Karanlığın içinden bir el beni yukarı doğru çekti.
"Avukat hanım!"
Ah, Hayır... Hiçbir şeyi beceremiyordum. Artık bir şeyleri başarabilmiş olmak için en kolay yolu seçmeme rağmen onu bile yapamamıştım. Ölmeyi bile becerememiştim...
"Hüma Hanım!" dedi az önceki erkek sesi. Çok tanıdık geldi bu ses bana. Aynı anda da beni sarsıyordu. Hiç mi ilk yardım eğitimi almamıştı bu!
"Beyefendi kenara çekilin ve izin verin müdahale edelim." dedi nazik bir kadın sesi. Daha sonra devam etti;
"Ne süredir baygın?" bir yandan da göz kapaklarımı kontrol ediyordu. Bilincim biraz puslu olsa da yerindeydi.

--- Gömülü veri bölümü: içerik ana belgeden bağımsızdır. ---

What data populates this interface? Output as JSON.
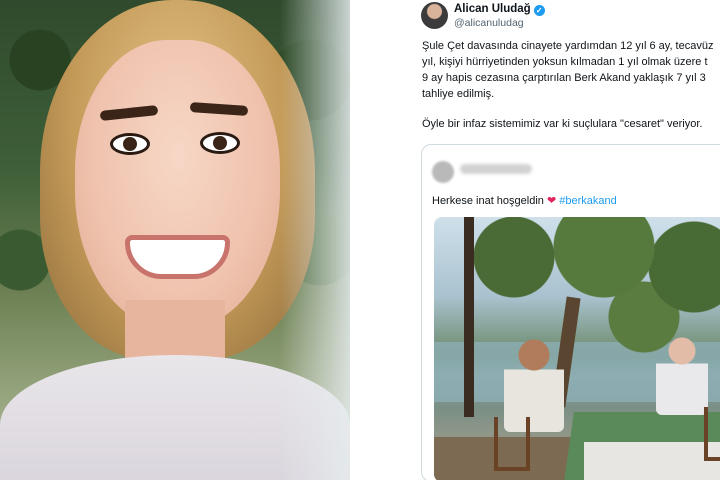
{
  "tweet": {
    "author_name": "Alican Uludağ",
    "author_handle": "@alicanuludag",
    "lines": [
      "Şule Çet davasında cinayete yardımdan 12 yıl 6 ay, tecavüz",
      "yıl, kişiyi hürriyetinden yoksun kılmadan 1 yıl olmak üzere t",
      "9 ay hapis cezasına çarptırılan Berk Akand yaklaşık 7 yıl 3",
      "tahliye edilmiş."
    ],
    "last_line": "Öyle bir infaz sistemimiz var ki suçlulara \"cesaret\" veriyor.",
    "quoted": {
      "text_before": "Herkese inat hoşgeldin",
      "heart": "❤",
      "hashtag": "#berkakand"
    }
  },
  "colors": {
    "link": "#1d9bf0",
    "verified": "#1d9bf0",
    "heart": "#e0245e",
    "text": "#0f1419",
    "secondary": "#536471"
  },
  "icons": [
    "verified-badge-icon",
    "heart-emoji-icon"
  ]
}
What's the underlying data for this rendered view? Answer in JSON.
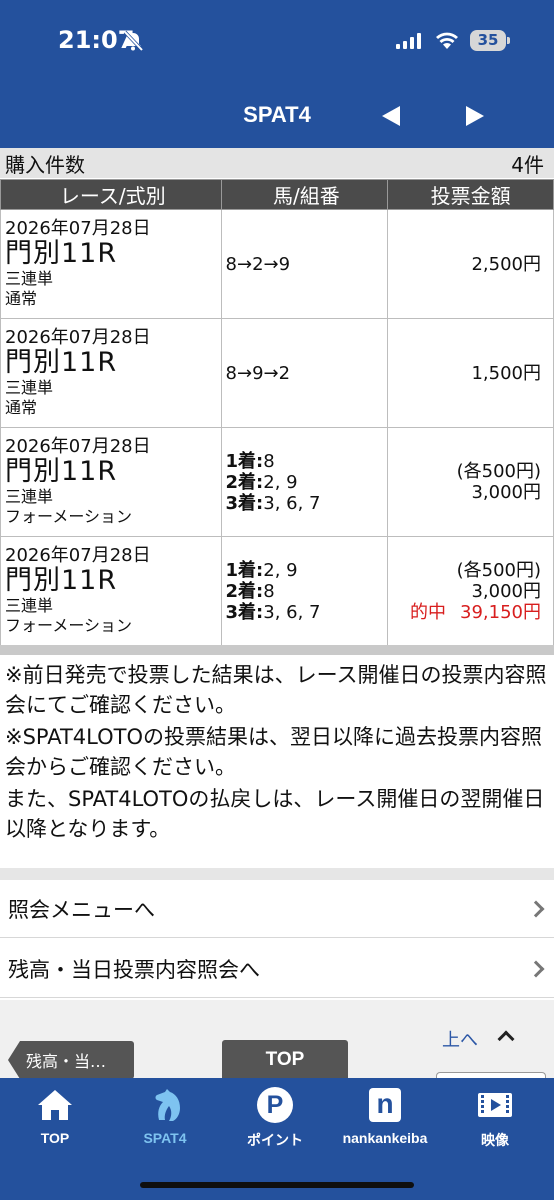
{
  "status_bar": {
    "time": "21:07",
    "battery": "35"
  },
  "nav": {
    "title": "SPAT4"
  },
  "summary": {
    "label": "購入件数",
    "count": "4件"
  },
  "table": {
    "headers": [
      "レース/式別",
      "馬/組番",
      "投票金額"
    ],
    "rows": [
      {
        "date": "2026年07月28日",
        "venue": "門別11R",
        "bet_type": "三連単",
        "method": "通常",
        "combo_lines": [
          {
            "label": "",
            "value": "8→2→9"
          }
        ],
        "amount_lines": [
          "2,500円"
        ],
        "hit": null
      },
      {
        "date": "2026年07月28日",
        "venue": "門別11R",
        "bet_type": "三連単",
        "method": "通常",
        "combo_lines": [
          {
            "label": "",
            "value": "8→9→2"
          }
        ],
        "amount_lines": [
          "1,500円"
        ],
        "hit": null
      },
      {
        "date": "2026年07月28日",
        "venue": "門別11R",
        "bet_type": "三連単",
        "method": "フォーメーション",
        "combo_lines": [
          {
            "label": "1着:",
            "value": "8"
          },
          {
            "label": "2着:",
            "value": "2, 9"
          },
          {
            "label": "3着:",
            "value": "3, 6, 7"
          }
        ],
        "amount_lines": [
          "(各500円)",
          "3,000円"
        ],
        "hit": null
      },
      {
        "date": "2026年07月28日",
        "venue": "門別11R",
        "bet_type": "三連単",
        "method": "フォーメーション",
        "combo_lines": [
          {
            "label": "1着:",
            "value": "2, 9"
          },
          {
            "label": "2着:",
            "value": "8"
          },
          {
            "label": "3着:",
            "value": "3, 6, 7"
          }
        ],
        "amount_lines": [
          "(各500円)",
          "3,000円"
        ],
        "hit": {
          "label": "的中",
          "value": "39,150円"
        }
      }
    ]
  },
  "notes": [
    "※前日発売で投票した結果は、レース開催日の投票内容照会にてご確認ください。",
    "※SPAT4LOTOの投票結果は、翌日以降に過去投票内容照会からご確認ください。",
    "また、SPAT4LOTOの払戻しは、レース開催日の翌開催日以降となります。"
  ],
  "menu": [
    {
      "label": "照会メニューへ"
    },
    {
      "label": "残高・当日投票内容照会へ"
    }
  ],
  "bottom_nav": {
    "back_label": "残高・当…",
    "top_label": "TOP",
    "up_label": "上へ"
  },
  "tabbar": [
    {
      "label": "TOP",
      "icon": "home-icon"
    },
    {
      "label": "SPAT4",
      "icon": "horse-icon"
    },
    {
      "label": "ポイント",
      "icon": "point-icon"
    },
    {
      "label": "nankankeiba",
      "icon": "n-logo-icon"
    },
    {
      "label": "映像",
      "icon": "video-icon"
    }
  ],
  "colors": {
    "primary": "#24519d",
    "hit_red": "#d81e1e",
    "active_tab": "#7ec3f0"
  }
}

"Tam emin değilim ama 2-3 dakika olması lazım." sesin sahibiyle beynimdeki kişileri karşılaştırmaya başladım. Aniden gelen sesler boğuklaşmaya başladı ve gitgide kayboldu. Yeniden sessizlikle başbaşaydım. Acaba ölmeyi bile beceremediğim konusunda henüz erken mi konuşmuştum? Yoksa başarmışmıydım? İçimdeki 18 li yaşlarda olan Hüma bana sert bir bakış attı ve ellerini göğsünün üzerinde birleştirip;
"Katil... Katilsin sen! " dedi. Haklı mıydı? Kendimin katili olmam mümkün müydü? Katil olmak için sadece birilerini öldürmek mi gerekliydi? Duyguların veya hislerin katili de olunamaz mıydı? Haklıydı, bir insan intihar ettiğinde de katil oldurdu. Gelecekte olacak yaşamının, belki doğacak olan çocuklarının, kahkahasının, sevgisinin, gözyaşının, kederinin ve hatta torunlarının bile katilidir. Evet, ben bunları göze almıştım. Geri dönüşümün olmayacağını biliyordum. Oturup ciddi ciddi intihar etmeyi bile düşünmüştüm. Her şey planlarıma göre işliyordu. Asla plan yapmadan veya senaryoyu kafamda oynatıp sonuçlarını düşünmeden bir işe kalkışmazdım. En ufak bir karar için bile uzun uzun düşünürdüm. Bunda da öyle yapmıştım. Evet, haklıydı katildim.